Signal is a rival messaging app. It too uses its own protocol, but it proved to be a more reliable and hack-proof messenger. For example, when a small portion of users were affected by a hack, no data was actually leaked to the malicious users. And it emerged that the hack didn’t come about via Signal itself but rather a less secure company in the supply chain that was sending auth codes. Still, this example represents something of an outlier.
As we've seen in the previous chapters of this article, each component of cybersecurity - cryptography, authentication, and network security - is a complex field in and of itself. Each comes with decades of research, development, and real-world testing behind it that has resulted in the existing solutions that are tried and tested.
Attempting to create custom security solutions in these areas doesn’t only require substantial expertise. It also requires a deep understanding of potential vulnerabilities and the knowledge of how to mitigate them.
But even with considerable experience, it's easy to overlook a small detail or underestimate a potential threat.
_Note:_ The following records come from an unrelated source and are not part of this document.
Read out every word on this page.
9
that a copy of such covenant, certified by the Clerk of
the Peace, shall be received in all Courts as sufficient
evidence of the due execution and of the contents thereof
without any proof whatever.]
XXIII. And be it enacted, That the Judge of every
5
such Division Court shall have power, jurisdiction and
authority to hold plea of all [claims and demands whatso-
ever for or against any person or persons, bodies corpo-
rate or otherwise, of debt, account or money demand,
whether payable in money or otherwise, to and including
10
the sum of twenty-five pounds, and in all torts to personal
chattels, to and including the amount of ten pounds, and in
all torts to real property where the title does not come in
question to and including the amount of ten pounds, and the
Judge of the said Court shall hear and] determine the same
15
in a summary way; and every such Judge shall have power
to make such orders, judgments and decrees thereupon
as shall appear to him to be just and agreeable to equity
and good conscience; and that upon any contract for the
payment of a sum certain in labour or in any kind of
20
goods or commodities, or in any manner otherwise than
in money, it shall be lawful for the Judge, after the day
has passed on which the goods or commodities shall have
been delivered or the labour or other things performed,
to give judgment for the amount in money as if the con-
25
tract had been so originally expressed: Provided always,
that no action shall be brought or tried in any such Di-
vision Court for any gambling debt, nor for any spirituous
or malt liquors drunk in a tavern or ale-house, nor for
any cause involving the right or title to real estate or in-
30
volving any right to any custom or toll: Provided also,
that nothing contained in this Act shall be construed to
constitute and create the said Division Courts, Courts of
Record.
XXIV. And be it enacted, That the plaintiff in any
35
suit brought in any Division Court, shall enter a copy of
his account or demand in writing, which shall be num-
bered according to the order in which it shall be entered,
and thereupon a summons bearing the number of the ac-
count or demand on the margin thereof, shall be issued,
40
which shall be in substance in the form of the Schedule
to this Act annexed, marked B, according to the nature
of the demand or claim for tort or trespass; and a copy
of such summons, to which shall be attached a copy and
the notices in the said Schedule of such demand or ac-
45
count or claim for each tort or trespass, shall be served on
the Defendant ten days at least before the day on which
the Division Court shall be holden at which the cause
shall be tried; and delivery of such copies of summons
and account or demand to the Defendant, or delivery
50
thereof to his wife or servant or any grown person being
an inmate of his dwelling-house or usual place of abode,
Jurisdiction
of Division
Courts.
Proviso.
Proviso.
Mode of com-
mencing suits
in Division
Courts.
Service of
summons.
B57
And this can lead to significant security vulnerabilities.
A custom cryptographic algorithm might seem secure on the surface but could be susceptible to specific types of attacks (see the Telegram example above). A self-designed authentication mechanism might not account for all potential intrusion methods. And a custom network protocol might contain loopholes that could be exploited for data breaches.
What’s more, DIY solutions don't benefit from the continuous updating and refining that established solutions receive. In the world of cybersecurity, threats are constantly evolving, and security measures that are effective today might not be quite as foolproof tomorrow. Established solutions are maintained by dedicated teams of experts who stay abreast of the latest trends and update the solutions accordingly.
There's also the question of resource allocation. Developing, testing, and maintaining custom security solutions can consume significant time and resources that might be better directed elsewhere. So, improving the overall user experience or adding new features, for example.
Remember, cybersecurity is a marathon, not a sprint. The key to winning is not outpacing everyone in a burst of speed, but maintaining a steady, unyielding defense that can stand the test of time.